Ordered that the appeal from the order September 16, 2015, is dismissed; and it is further,

Ordered that one bill of costs is awarded to the respondents Robert Porpora Realty Corp., Robert Porpora, and Robert Porpora, Inc.

“A trial court’s grant of a CPLR 4401 motion for judgment as *1046a matter of law is appropriate where the trial court finds that, upon the evidence presented, there is no rational process by which the fact trier could base a finding in favor of the nonmoving party” (Szczerbiak v Pilat, 90 NY2d 553, 556 [1997]; see Figueroa v City of New York, 101 AD3d 674 [2012]). “In entertaining such a motion, the trial court must view the evidence in the light most favorable to the opponent, affording him or her every favorable inference which reasonably may be drawn from the evidence” (Gomez v Casiglia, 67 AD3d 965, 966 [2009]).

Here, the Supreme Court properly granted the motion of the defendants Robert Porpora Realty Corp., Robert Porpora, and Robert Porpora, Inc., and the separate motion of the defendants Mitch Nesheiwat and Gas Land Petroleum, Inc. (hereinafter collectively the defendants), pursuant to CPLR 4401 for judgment as a matter of law, made at the close of the plaintiff’s case. The plaintiff failed to meet its prima facie burden of demonstrating its entitlement to specific performance of an option to purchase certain real property because it failed to show that it was the successor in interest to the party that entered into the option agreement, Friendly Service New Rochelle, Inc. (hereinafter Friendly Service). In any event, even if the plaintiff had shown that it was the successor in interest to Friendly Service, it failed to show that it was financially able to purchase the real property in question within a reasonable time after entering into the agreement up until the date of trial (see Djukanovic v D’Amico, 40 AD3d 576 [2007]; Aliperti v Laurel Links, Ltd,., 27 AD3d 675, 676 [2006]; 3M Holding Corp. v Wagner, 166 AD2d 580, 581-582 [1990]; Zev v Merman, 134 AD2d 555, 557 [1987], affd 73 NY2d 781 [1988]; see also Stojowski v D’Sa, 28 AD3d 645 [2006]; Buoninfante v Legacy Dev. USA Corp., 306 AD2d 511 [2003]).
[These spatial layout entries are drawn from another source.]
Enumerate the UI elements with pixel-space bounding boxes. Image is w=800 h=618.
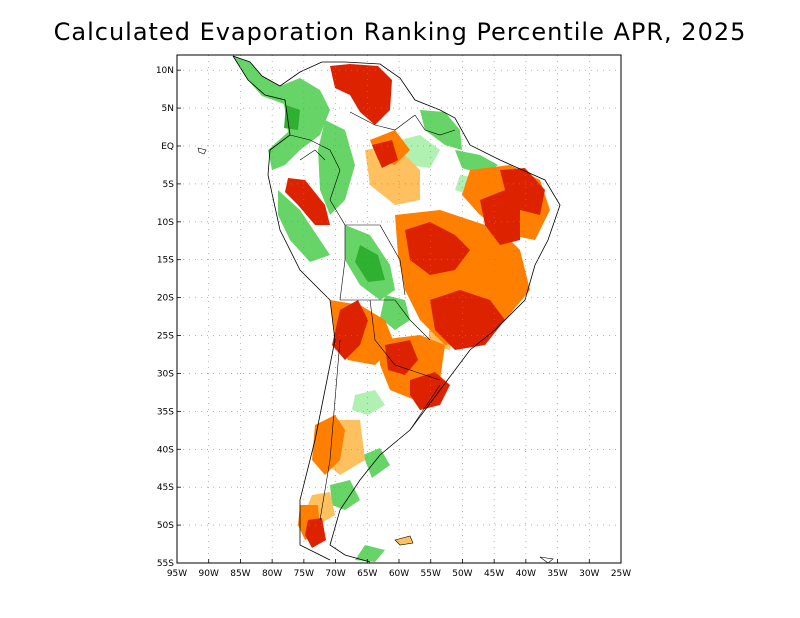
x-tick-label: 60W [389, 569, 409, 579]
country-borders [289, 111, 456, 521]
map-title: Calculated Evaporation Ranking Percentil… [53, 18, 747, 46]
x-tick-label: 65W [357, 569, 377, 579]
x-tick-label: 80W [262, 569, 282, 579]
x-tick-label: 75W [294, 569, 314, 579]
x-tick-label: 70W [325, 569, 345, 579]
x-tick-label: 40W [516, 569, 536, 579]
y-tick-label: 35S [157, 407, 174, 417]
x-tick-label: 85W [230, 569, 250, 579]
y-tick-label: 15S [157, 256, 174, 266]
west-coastline [232, 55, 336, 561]
coastline [232, 55, 561, 563]
y-tick-label: 5S [163, 180, 175, 190]
y-tick-label: EQ [161, 142, 174, 152]
x-tick-label: 50W [452, 569, 472, 579]
high-percentile-regions [233, 56, 498, 562]
south-georgia [539, 556, 554, 564]
longitude-axis: 95W 90W 85W 80W 75W 70W 65W 60W 55W 50W 45W 40W 35W 3… [167, 559, 631, 579]
x-tick-label: 30W [579, 569, 599, 579]
y-tick-label: 20S [157, 294, 174, 304]
x-tick-label: 55W [421, 569, 441, 579]
percentile-field [233, 56, 560, 562]
y-tick-label: 50S [157, 521, 174, 531]
x-tick-label: 90W [199, 569, 219, 579]
very-low-percentile-regions [285, 64, 545, 548]
y-tick-label: 10N [156, 66, 174, 76]
latitude-axis: 10N 5N EQ 5S 10S 15S 20S 25S 30S 35S 40S 45S 50S 55S [156, 66, 181, 569]
y-tick-label: 10S [157, 218, 174, 228]
y-tick-label: 45S [157, 483, 174, 493]
y-tick-label: 25S [157, 332, 174, 342]
x-tick-label: 95W [167, 569, 187, 579]
falkland-islands [394, 535, 414, 546]
x-tick-label: 45W [484, 569, 504, 579]
y-tick-label: 30S [157, 369, 174, 379]
x-tick-label: 35W [547, 569, 567, 579]
y-tick-label: 40S [157, 445, 174, 455]
y-tick-label: 55S [157, 559, 174, 569]
y-tick-label: 5N [162, 104, 174, 114]
galapagos-islands [197, 147, 207, 155]
x-tick-label: 25W [611, 569, 631, 579]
The plaintiff contends that, since the defendants did not raise the affirmative defense of standing in their respective answers, the Supreme Court erred in determining that it failed to establish that it was a party to the agreement at issue. This contention is without merit. At trial, the evidence that supported the defendants’ contention that the plaintiff was not the successor in interest to Friendly Service was elicited from the plaintiff’s own witnesses, without objection from the plaintiff. Where, as here, a variance develops between a pleading and proof admitted at the instance or with the acquiescence of a party, such party cannot later claim that it was surprised or prejudiced (see Murray v City of New York, 43 NY2d 400, 405 [1977]).
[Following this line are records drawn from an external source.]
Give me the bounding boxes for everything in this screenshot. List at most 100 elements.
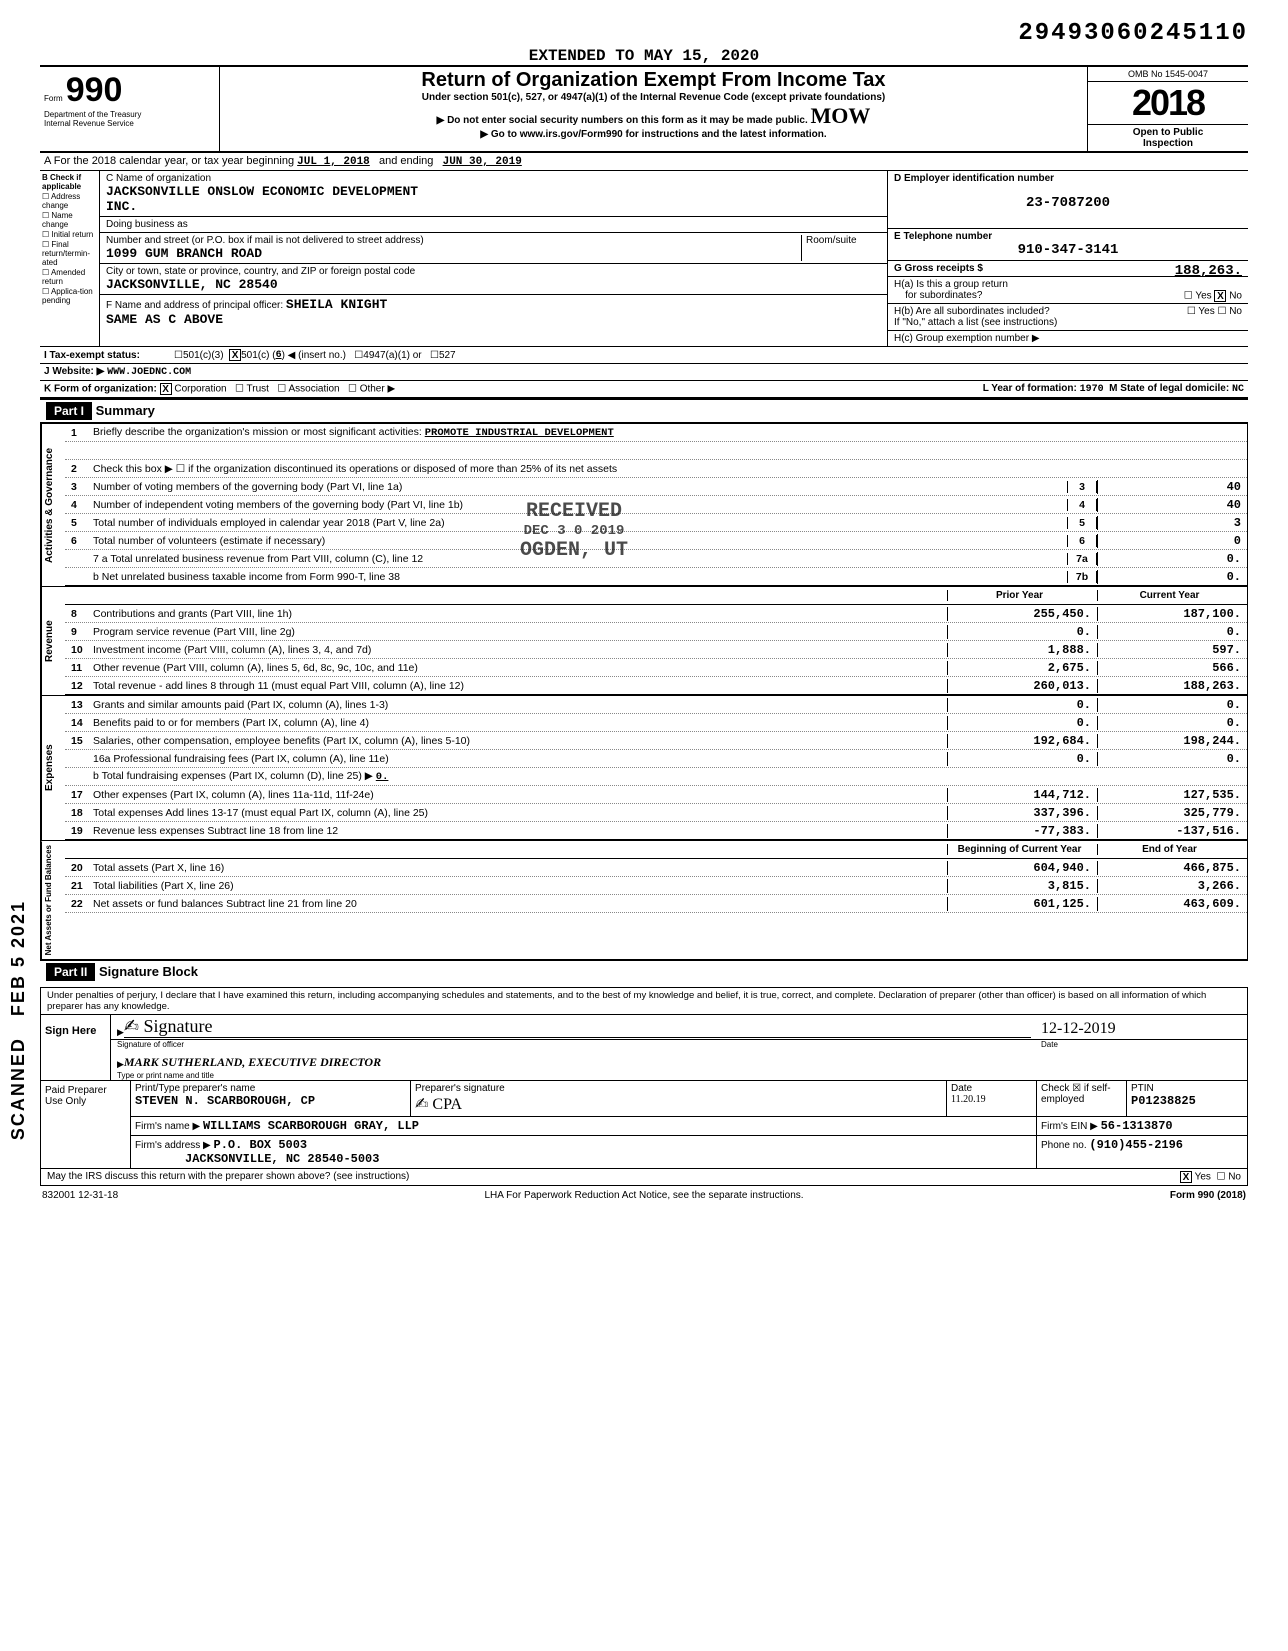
chk-name[interactable]: Name change bbox=[42, 211, 73, 229]
footer-code: 832001 12-31-18 bbox=[42, 1190, 118, 1201]
extended-to: EXTENDED TO MAY 15, 2020 bbox=[40, 47, 1248, 65]
form-warning: Do not enter social security numbers on … bbox=[447, 115, 808, 126]
ha-yes[interactable]: Yes bbox=[1195, 291, 1211, 302]
line19-prior: -77,383. bbox=[947, 824, 1097, 838]
line16b-val: 0. bbox=[376, 771, 389, 783]
ptin-lbl: PTIN bbox=[1131, 1083, 1154, 1094]
i-4947[interactable]: 4947(a)(1) or bbox=[363, 350, 421, 361]
ha-label: H(a) Is this a group return bbox=[894, 279, 1008, 290]
line10-cur: 597. bbox=[1097, 643, 1247, 657]
part2-header: Part II bbox=[46, 963, 95, 981]
phone-label: E Telephone number bbox=[894, 231, 992, 242]
date-label: Date bbox=[1041, 1040, 1241, 1049]
i-527[interactable]: 527 bbox=[439, 350, 456, 361]
line21-prior: 3,815. bbox=[947, 879, 1097, 893]
officer-signature: ✍︎ Signature bbox=[124, 1016, 1031, 1038]
gross-label: G Gross receipts $ bbox=[894, 263, 983, 274]
col-d: D Employer identification number 23-7087… bbox=[888, 171, 1248, 346]
i-insert: ) ◀ (insert no.) bbox=[282, 350, 346, 361]
chk-initial[interactable]: Initial return bbox=[51, 230, 93, 239]
line8-cur: 187,100. bbox=[1097, 607, 1247, 621]
mission: PROMOTE INDUSTRIAL DEVELOPMENT bbox=[425, 427, 614, 439]
line6-val: 0 bbox=[1097, 534, 1247, 548]
gross-receipts: 188,263. bbox=[1175, 263, 1242, 279]
line12: Total revenue - add lines 8 through 11 (… bbox=[93, 679, 947, 693]
k-trust[interactable]: Trust bbox=[247, 384, 269, 395]
col-b: B Check if applicable ☐ Address change ☐… bbox=[40, 171, 100, 346]
line7a-val: 0. bbox=[1097, 552, 1247, 566]
firm-addr1: P.O. BOX 5003 bbox=[214, 1138, 308, 1152]
discuss-yes-checked[interactable]: X bbox=[1180, 1171, 1192, 1183]
line15-prior: 192,684. bbox=[947, 734, 1097, 748]
firm-phone-lbl: Phone no. bbox=[1041, 1140, 1087, 1151]
tax-year: 2018 bbox=[1088, 82, 1248, 124]
chk-address[interactable]: Address change bbox=[42, 192, 80, 210]
line19: Revenue less expenses Subtract line 18 f… bbox=[93, 824, 947, 838]
form-title: Return of Organization Exempt From Incom… bbox=[224, 69, 1083, 92]
i-501c: 501(c) ( bbox=[241, 350, 275, 361]
line8-prior: 255,450. bbox=[947, 607, 1097, 621]
org-name-2: INC. bbox=[106, 199, 137, 214]
i-label: I Tax-exempt status: bbox=[44, 350, 174, 361]
year-begin: JUL 1, 2018 bbox=[297, 156, 370, 168]
line5: Total number of individuals employed in … bbox=[93, 516, 1067, 530]
line4-val: 40 bbox=[1097, 498, 1247, 512]
footer-form: Form 990 (2018) bbox=[1170, 1190, 1246, 1201]
line7b-val: 0. bbox=[1097, 570, 1247, 584]
line20-cur: 466,875. bbox=[1097, 861, 1247, 875]
line2: Check this box ▶ ☐ if the organization d… bbox=[93, 462, 1247, 476]
prior-year-hdr: Prior Year bbox=[947, 590, 1097, 601]
line7b: b Net unrelated business taxable income … bbox=[93, 570, 1067, 584]
line18: Total expenses Add lines 13-17 (must equ… bbox=[93, 806, 947, 820]
handwritten-stamp: MOW bbox=[811, 103, 871, 128]
line6: Total number of volunteers (estimate if … bbox=[93, 534, 1067, 548]
k-corp-checked[interactable]: X bbox=[160, 383, 172, 395]
line17-prior: 144,712. bbox=[947, 788, 1097, 802]
line12-prior: 260,013. bbox=[947, 679, 1097, 693]
k-assoc[interactable]: Association bbox=[288, 384, 339, 395]
type-name-label: Type or print name and title bbox=[111, 1071, 1247, 1080]
feb-stamp: FEB 5 2021 bbox=[8, 900, 28, 1016]
line7a: 7 a Total unrelated business revenue fro… bbox=[93, 552, 1067, 566]
line16a: 16a Professional fundraising fees (Part … bbox=[93, 752, 947, 766]
year-formation: 1970 bbox=[1080, 384, 1104, 395]
officer-label: F Name and address of principal officer: bbox=[106, 300, 283, 311]
hb-note: If "No," attach a list (see instructions… bbox=[894, 317, 1057, 328]
phone: 910-347-3141 bbox=[894, 242, 1242, 258]
i-501c3[interactable]: 501(c)(3) bbox=[183, 350, 224, 361]
line17: Other expenses (Part IX, column (A), lin… bbox=[93, 788, 947, 802]
end-year-hdr: End of Year bbox=[1097, 844, 1247, 855]
chk-application[interactable]: Applica-tion pending bbox=[42, 287, 93, 305]
chk-final[interactable]: Final return/termin-ated bbox=[42, 240, 90, 267]
line9: Program service revenue (Part VIII, line… bbox=[93, 625, 947, 639]
dba-label: Doing business as bbox=[106, 219, 188, 230]
k-other[interactable]: Other ▶ bbox=[360, 384, 395, 395]
chk-amended[interactable]: Amended return bbox=[42, 268, 85, 286]
line12-cur: 188,263. bbox=[1097, 679, 1247, 693]
state-domicile: NC bbox=[1232, 384, 1244, 395]
part2-title: Signature Block bbox=[99, 964, 198, 979]
city-state-zip: JACKSONVILLE, NC 28540 bbox=[106, 277, 278, 292]
line9-cur: 0. bbox=[1097, 625, 1247, 639]
omb: OMB No 1545-0047 bbox=[1088, 67, 1248, 82]
line16a-prior: 0. bbox=[947, 752, 1097, 766]
sign-here: Sign Here bbox=[41, 1015, 111, 1080]
discuss-no[interactable]: No bbox=[1228, 1172, 1241, 1183]
part1-title: Summary bbox=[96, 403, 155, 418]
line3: Number of voting members of the governin… bbox=[93, 480, 1067, 494]
col-c: C Name of organization JACKSONVILLE ONSL… bbox=[100, 171, 888, 346]
col-b-header: B Check if applicable bbox=[42, 173, 81, 191]
hb-label: H(b) Are all subordinates included? bbox=[894, 306, 1050, 317]
line5-val: 3 bbox=[1097, 516, 1247, 530]
open-public: Open to Public bbox=[1133, 127, 1204, 138]
line19-cur: -137,516. bbox=[1097, 824, 1247, 838]
city-label: City or town, state or province, country… bbox=[106, 266, 415, 277]
ptin: P01238825 bbox=[1131, 1094, 1196, 1108]
ha-no: No bbox=[1229, 291, 1242, 302]
i-501c-checked[interactable]: X bbox=[229, 349, 241, 361]
begin-year-hdr: Beginning of Current Year bbox=[947, 844, 1097, 855]
line3-val: 40 bbox=[1097, 480, 1247, 494]
line10: Investment income (Part VIII, column (A)… bbox=[93, 643, 947, 657]
inspection: Inspection bbox=[1143, 138, 1193, 149]
ha-no-checked[interactable]: X bbox=[1214, 290, 1226, 302]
*1047The plaintiff appeals from an order dated September 16, 2015, which denied its application to sign an order to show cause. The order is not appealable as of right (see CPLR 5701; Matter of Mele v Rockland County Bd. of Elections, 108 AD3d 633 [2013]), and we decline to grant leave to appeal. Accordingly, the appeal from the order dated September 16, 2015 must be dismissed.

Mastro, J.P., Chambers, Roman and Barros, JJ., concur.